The reduce function should, according to its docstring, "reduce the given collection with the given binary operator." I believe this is also what most programmers would expect a reduce function to do.

However, this is not always what it does. Some input types, e.g. Int32 are converted before the operator is applied. This can lead to unexpected results.

julia> my_op(a::Int32,b::Int32) = max(a,b)
my_op (generic function with 1 method)

julia> reduce(my_op, ones(Int32,42))
ERROR: MethodError: no method matching my_op(::Int64, ::Int64)
 in mapreduce_impl(::Base.#identity, ::#my_op, ::Array{Int32,1}, ::Int64, ::Int64, ::Int64) at ./reduce.jl:101
 in _mapreduce(::Base.#identity, ::#my_op, ::Base.LinearFast, ::Array{Int32,1}) at ./reduce.jl:168
 in mapreduce(::Function, ::Function, ::Array{Int32,1}) at ./reduce.jl:175
 in reduce(::Function, ::Array{Int32,1}) at ./reduce.jl:179

The exact same problem occurs with mapreduce(identity, my_op, ones(Int32,42)).

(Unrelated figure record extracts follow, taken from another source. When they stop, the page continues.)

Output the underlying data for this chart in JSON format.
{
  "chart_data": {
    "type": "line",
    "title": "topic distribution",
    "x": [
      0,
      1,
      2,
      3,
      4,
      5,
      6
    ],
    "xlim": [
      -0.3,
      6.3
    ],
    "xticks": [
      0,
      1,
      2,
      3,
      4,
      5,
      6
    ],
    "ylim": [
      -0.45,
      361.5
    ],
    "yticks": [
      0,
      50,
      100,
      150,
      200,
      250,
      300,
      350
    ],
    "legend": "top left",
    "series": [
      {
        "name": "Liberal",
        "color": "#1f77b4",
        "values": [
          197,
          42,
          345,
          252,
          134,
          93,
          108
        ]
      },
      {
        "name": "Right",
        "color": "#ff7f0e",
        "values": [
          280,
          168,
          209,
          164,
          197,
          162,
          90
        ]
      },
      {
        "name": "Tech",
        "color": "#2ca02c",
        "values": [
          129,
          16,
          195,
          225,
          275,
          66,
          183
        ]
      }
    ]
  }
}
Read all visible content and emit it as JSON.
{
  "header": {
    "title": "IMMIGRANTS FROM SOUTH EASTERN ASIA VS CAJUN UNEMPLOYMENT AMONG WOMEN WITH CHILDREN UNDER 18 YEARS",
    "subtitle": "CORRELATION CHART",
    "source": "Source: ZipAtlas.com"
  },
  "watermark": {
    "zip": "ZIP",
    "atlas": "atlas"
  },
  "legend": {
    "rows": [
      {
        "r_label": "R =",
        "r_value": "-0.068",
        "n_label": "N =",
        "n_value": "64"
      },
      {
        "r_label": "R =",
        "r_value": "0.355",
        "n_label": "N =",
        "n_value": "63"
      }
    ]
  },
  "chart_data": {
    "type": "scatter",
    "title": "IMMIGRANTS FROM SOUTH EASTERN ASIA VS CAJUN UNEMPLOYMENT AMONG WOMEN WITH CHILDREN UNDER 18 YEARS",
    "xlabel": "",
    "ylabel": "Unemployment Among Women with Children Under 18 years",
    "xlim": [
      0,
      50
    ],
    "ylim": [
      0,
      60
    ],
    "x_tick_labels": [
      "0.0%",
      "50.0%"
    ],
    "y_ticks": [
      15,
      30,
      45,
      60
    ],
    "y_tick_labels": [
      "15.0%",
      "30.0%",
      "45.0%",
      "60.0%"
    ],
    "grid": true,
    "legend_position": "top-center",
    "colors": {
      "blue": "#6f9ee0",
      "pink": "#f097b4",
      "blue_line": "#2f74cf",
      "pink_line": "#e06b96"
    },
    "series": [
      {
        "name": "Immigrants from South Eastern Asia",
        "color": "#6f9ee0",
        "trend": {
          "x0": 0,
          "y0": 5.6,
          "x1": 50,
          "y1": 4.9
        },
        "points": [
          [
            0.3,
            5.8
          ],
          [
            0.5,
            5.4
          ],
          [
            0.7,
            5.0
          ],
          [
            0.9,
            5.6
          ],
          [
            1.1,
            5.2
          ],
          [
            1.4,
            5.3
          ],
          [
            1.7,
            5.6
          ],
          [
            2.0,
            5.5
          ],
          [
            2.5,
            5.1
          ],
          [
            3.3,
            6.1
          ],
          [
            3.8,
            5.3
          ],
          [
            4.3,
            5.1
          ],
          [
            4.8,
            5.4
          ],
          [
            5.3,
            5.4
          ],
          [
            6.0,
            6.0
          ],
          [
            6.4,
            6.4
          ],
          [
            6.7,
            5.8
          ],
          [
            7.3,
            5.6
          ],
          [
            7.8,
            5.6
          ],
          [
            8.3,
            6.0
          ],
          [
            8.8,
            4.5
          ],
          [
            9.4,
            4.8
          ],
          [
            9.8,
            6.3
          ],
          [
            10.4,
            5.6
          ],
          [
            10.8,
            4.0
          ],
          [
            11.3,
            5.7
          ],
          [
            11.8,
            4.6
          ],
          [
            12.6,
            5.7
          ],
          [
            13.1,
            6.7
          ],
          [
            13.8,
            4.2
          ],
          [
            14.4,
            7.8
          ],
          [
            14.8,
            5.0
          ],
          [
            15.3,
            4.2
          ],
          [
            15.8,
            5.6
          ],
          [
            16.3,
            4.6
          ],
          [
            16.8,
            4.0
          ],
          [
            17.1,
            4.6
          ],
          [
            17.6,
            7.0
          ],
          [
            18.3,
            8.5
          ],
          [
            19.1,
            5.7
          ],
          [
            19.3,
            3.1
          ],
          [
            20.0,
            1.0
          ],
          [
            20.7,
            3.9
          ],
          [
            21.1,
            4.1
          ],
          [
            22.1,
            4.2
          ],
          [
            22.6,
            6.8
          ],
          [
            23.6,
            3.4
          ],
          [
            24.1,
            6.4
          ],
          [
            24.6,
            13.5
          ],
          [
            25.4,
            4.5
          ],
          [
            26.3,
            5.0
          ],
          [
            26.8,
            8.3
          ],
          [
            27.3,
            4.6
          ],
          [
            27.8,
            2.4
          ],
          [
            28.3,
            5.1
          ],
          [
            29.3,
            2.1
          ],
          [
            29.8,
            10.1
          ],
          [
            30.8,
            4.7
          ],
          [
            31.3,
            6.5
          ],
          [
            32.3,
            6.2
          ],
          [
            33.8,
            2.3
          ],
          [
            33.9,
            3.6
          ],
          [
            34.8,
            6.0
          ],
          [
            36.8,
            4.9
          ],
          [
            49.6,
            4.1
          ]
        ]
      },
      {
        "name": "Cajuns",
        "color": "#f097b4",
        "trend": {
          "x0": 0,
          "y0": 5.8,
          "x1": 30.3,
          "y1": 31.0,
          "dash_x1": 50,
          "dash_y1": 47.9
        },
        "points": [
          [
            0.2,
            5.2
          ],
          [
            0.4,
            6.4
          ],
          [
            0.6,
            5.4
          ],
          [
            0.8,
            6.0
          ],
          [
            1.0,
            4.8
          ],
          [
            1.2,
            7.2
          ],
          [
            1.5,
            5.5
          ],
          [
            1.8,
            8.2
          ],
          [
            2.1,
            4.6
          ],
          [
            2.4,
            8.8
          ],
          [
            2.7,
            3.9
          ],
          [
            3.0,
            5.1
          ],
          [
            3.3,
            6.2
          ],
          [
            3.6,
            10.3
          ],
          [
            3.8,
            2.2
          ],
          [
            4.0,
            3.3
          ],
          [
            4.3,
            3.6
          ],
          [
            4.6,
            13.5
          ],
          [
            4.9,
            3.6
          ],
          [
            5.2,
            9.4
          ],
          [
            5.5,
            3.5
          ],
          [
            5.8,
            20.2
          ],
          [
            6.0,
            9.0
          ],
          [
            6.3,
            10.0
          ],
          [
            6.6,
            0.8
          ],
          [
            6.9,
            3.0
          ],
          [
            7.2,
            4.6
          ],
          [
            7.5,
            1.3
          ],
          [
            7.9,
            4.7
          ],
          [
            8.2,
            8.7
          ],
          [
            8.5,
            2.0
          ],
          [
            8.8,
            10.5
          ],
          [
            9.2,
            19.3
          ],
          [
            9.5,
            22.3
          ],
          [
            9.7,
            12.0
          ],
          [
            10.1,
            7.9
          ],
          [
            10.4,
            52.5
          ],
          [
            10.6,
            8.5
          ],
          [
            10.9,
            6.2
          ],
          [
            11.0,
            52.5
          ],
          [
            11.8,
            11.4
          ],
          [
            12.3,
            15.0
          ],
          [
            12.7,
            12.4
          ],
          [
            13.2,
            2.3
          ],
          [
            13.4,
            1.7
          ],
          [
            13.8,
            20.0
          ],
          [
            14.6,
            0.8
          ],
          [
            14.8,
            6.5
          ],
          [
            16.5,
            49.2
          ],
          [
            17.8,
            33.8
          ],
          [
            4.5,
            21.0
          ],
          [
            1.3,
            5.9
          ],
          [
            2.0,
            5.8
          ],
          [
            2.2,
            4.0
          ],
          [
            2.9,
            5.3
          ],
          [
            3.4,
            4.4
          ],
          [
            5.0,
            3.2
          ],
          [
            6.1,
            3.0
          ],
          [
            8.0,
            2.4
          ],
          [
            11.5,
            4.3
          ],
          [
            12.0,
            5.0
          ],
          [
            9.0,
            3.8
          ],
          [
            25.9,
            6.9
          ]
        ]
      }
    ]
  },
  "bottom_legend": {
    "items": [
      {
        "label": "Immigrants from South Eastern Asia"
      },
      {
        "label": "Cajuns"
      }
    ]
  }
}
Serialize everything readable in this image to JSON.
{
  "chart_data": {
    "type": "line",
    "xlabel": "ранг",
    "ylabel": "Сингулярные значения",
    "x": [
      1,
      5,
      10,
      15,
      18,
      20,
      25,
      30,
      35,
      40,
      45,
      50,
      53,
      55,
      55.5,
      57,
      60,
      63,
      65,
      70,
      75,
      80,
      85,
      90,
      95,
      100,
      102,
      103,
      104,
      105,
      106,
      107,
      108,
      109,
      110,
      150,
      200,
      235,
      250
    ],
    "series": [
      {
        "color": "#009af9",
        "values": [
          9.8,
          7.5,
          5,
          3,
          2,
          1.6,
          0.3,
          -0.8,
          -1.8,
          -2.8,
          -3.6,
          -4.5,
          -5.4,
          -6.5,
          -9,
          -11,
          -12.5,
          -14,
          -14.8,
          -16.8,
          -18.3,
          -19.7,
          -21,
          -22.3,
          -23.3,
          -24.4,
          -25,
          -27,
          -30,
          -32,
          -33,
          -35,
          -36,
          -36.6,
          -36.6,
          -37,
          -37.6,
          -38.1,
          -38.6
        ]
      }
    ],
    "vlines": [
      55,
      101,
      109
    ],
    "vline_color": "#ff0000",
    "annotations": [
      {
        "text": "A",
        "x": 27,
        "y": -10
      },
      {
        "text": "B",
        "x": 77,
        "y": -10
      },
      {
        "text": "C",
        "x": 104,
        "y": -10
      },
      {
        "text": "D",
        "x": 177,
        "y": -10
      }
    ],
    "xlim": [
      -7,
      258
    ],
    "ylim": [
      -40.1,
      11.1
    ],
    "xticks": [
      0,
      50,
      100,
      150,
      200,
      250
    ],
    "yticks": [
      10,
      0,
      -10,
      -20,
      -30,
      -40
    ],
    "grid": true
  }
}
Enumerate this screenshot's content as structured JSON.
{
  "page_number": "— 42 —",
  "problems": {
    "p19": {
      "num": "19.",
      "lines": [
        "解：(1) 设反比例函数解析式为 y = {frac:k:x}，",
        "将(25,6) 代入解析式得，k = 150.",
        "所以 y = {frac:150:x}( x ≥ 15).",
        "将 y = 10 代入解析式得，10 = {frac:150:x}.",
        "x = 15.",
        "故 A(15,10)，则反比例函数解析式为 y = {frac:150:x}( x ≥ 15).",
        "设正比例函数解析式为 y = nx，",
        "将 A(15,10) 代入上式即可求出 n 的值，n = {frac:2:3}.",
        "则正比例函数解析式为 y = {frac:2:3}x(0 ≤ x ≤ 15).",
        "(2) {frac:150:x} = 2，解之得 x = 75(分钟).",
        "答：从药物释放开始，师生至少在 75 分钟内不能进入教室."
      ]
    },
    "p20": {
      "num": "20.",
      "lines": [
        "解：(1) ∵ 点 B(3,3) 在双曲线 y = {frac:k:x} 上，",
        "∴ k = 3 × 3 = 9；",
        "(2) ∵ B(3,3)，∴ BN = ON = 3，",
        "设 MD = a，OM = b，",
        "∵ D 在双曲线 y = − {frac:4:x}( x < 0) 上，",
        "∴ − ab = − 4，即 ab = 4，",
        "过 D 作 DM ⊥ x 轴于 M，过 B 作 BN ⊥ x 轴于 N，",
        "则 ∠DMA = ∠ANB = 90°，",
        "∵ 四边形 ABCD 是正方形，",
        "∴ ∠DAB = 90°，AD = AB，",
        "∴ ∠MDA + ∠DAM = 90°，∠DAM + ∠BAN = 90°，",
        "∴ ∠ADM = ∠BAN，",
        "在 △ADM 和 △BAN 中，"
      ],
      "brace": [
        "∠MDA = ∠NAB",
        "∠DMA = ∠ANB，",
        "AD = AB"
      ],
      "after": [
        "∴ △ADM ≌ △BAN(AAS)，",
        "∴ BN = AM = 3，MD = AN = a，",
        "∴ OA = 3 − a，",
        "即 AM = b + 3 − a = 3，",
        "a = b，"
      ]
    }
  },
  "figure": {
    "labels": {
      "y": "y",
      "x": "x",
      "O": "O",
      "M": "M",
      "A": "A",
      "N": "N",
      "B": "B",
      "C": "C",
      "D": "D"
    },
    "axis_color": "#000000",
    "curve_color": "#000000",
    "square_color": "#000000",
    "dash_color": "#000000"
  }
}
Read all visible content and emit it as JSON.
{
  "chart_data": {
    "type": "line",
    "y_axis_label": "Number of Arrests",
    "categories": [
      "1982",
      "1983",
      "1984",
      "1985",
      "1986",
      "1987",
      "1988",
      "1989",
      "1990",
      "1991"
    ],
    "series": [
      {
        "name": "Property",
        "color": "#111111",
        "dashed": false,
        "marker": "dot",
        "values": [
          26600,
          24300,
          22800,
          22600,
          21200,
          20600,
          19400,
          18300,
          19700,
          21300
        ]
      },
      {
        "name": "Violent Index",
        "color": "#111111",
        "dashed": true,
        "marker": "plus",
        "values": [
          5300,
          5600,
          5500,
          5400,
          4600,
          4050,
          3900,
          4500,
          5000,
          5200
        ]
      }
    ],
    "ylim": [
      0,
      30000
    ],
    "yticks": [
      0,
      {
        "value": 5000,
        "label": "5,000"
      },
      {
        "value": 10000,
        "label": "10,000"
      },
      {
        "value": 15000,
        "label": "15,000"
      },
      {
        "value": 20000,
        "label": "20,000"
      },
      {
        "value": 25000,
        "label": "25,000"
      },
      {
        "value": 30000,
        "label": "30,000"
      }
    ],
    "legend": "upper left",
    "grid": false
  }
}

I realize that using an accumulator that is wider than the input could be beneficial in some special circumstances, such as if the sum function didn't exist and one wanted to create it using reduce(+, ...) without risking integer overflow. But in those cases one could supply a v0 argument of the desired return type (or there could be an optional accumulator_type argument).